Je suis partagé entre vouloir céder et pourtant… me retenir.

Je bouge à peine, de peur que le charme ne soit rompu.

Mes doigts se faufilent dans vos cheveux, sentant leur épaisseur.

J'entends ton cœur battre.

Je peux te sentir sans te toucher.

Ta présence si forte qu'elle me fait trembler…

le sang me montait à la tête.

Vous ne pouvez pas voir mes yeux mais je sais que vous voyez ce qu'il y a derrière eux.

Tu sens mon hésitation mais tu ne fais que m'amadouer doucement à ta manière tranquille,

Poussé par la sensation d'obscurité… l'empressement,

pour déplier le bandeau qui me cache en dessous.

Je peux sentir le bout de tes doigts glisser en moi.

Ils me pénètrent facilement, glissant dans l'humidité que vous avez provoquée.

Je gémis doucement pendant que tu sens mon obscurité…

Les murs de velours se referment sur vous, se resserrant autour de l’intrusion tant attendue.

Ton parfum m'enivre, la sensualité s'échappant de toi par vagues,

Cela m'a en quelque sorte trouvé.

La proximité de toi provoque un raidissement, un resserrement, une douleur de mes tétons…

Sentir votre peau pressée contre eux.

Plus je me rapproche, plus cela devient dangereux.

Le feu de ta peau est comme un aimant, ce qui me rend la tâche impossible

Ne pas vouloir sentir la chaleur émanant de toi.

Mes mamelons brûlent à cause de la chaleur de ta poitrine.

Ton érection palpite contre moi.

La passion est assourdissante, mais aucun mot n'a besoin d'être prononcé, il n'est donc pas nécessaire d'entendre.

Nous ressentons juste…

Nos corps agissent de leur propre gré.

Je te prends dans ma main, sentant ta longueur contre ma paume.

L'humidité touche mon poignet et je t'entends dire mon nom,

Le 'K' ponctué d'un nuage invisible de souffle chaud…

De ta bouche planait au-dessus de la mienne.

Les lèvres se retrouvent, verrouillées.

Un tendre baiser qui dure dans ce moment de calme,

Avec seulement tes doigts bougeant à l'intérieur de moi et ma main te caressant,

Savourer la sensation de vos veines

et de la chaleur contre la douceur de ma paume,

Mes doigts s'enroulèrent autour de toi.

Viens avec moi, murmures-tu en retirant brièvement tes lèvres des miennes.

Lâchez prise, insistez-vous.

Tu trouves le bourgeon gonflé, le secret de ma féminité,

Caché entre un doux chaume de boucles.

J'entends la brusque entrée d'air, alors que ton souffle se retient,

Vaincu par mes ténèbres cachées.

Vous tirez et encerclez de manière experte.
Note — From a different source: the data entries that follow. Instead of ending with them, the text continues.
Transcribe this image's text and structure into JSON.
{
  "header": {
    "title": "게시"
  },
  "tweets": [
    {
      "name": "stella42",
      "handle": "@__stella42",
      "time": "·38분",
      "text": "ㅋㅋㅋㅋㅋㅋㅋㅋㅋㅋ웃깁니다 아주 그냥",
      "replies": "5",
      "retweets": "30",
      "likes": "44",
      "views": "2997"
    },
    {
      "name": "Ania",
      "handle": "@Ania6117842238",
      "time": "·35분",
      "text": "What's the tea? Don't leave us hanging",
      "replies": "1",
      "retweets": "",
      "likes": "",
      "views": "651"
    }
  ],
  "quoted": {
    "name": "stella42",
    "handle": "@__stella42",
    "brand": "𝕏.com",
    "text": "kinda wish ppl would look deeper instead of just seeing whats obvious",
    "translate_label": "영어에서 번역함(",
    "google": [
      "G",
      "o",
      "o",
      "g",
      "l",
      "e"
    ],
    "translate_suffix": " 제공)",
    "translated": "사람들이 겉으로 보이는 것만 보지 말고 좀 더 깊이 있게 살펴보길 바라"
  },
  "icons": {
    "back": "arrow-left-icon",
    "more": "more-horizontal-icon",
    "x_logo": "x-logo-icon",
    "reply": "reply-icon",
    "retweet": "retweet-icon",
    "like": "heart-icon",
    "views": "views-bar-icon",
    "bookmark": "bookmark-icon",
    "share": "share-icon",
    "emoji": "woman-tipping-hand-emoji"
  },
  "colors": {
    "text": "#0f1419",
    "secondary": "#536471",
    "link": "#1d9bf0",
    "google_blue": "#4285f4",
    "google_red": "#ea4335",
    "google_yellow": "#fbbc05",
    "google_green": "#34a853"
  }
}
Un petit cri vient de moi.

Vos doigts appuyant sur le bouton,

Lorsque l'obturateur clique,

Capturer le moment où je suis découvert.

Tu écrases ta bouche contre la mienne,

et nous gémissons ensemble,

Tes doigts trempés,

enfermé par mon oppression,

Les muscles se contractent autour de vous.

Liquide chaud embrassant ma main et ma cuisse, laissant une traînée de chaleur sur ma peau,

Pendant que tu palpites dans ma main.

Nos cœurs battent rapidement, à l'unisson

et nous restons dans l'obscurité tranquille,

Vaincu par ce qui vient de se passer.

Je sens tes cils flotter contre ma joue alors que nos visages se rapprochent,

Nos corps toujours, tes doigts à l'intérieur de moi encore,

Ma main s'est serrée autour de ta base.

Nous n'osons pas bouger…

Dans l’obscurité, nous avons découvert ce qui autrement n’existerait peut-être pas.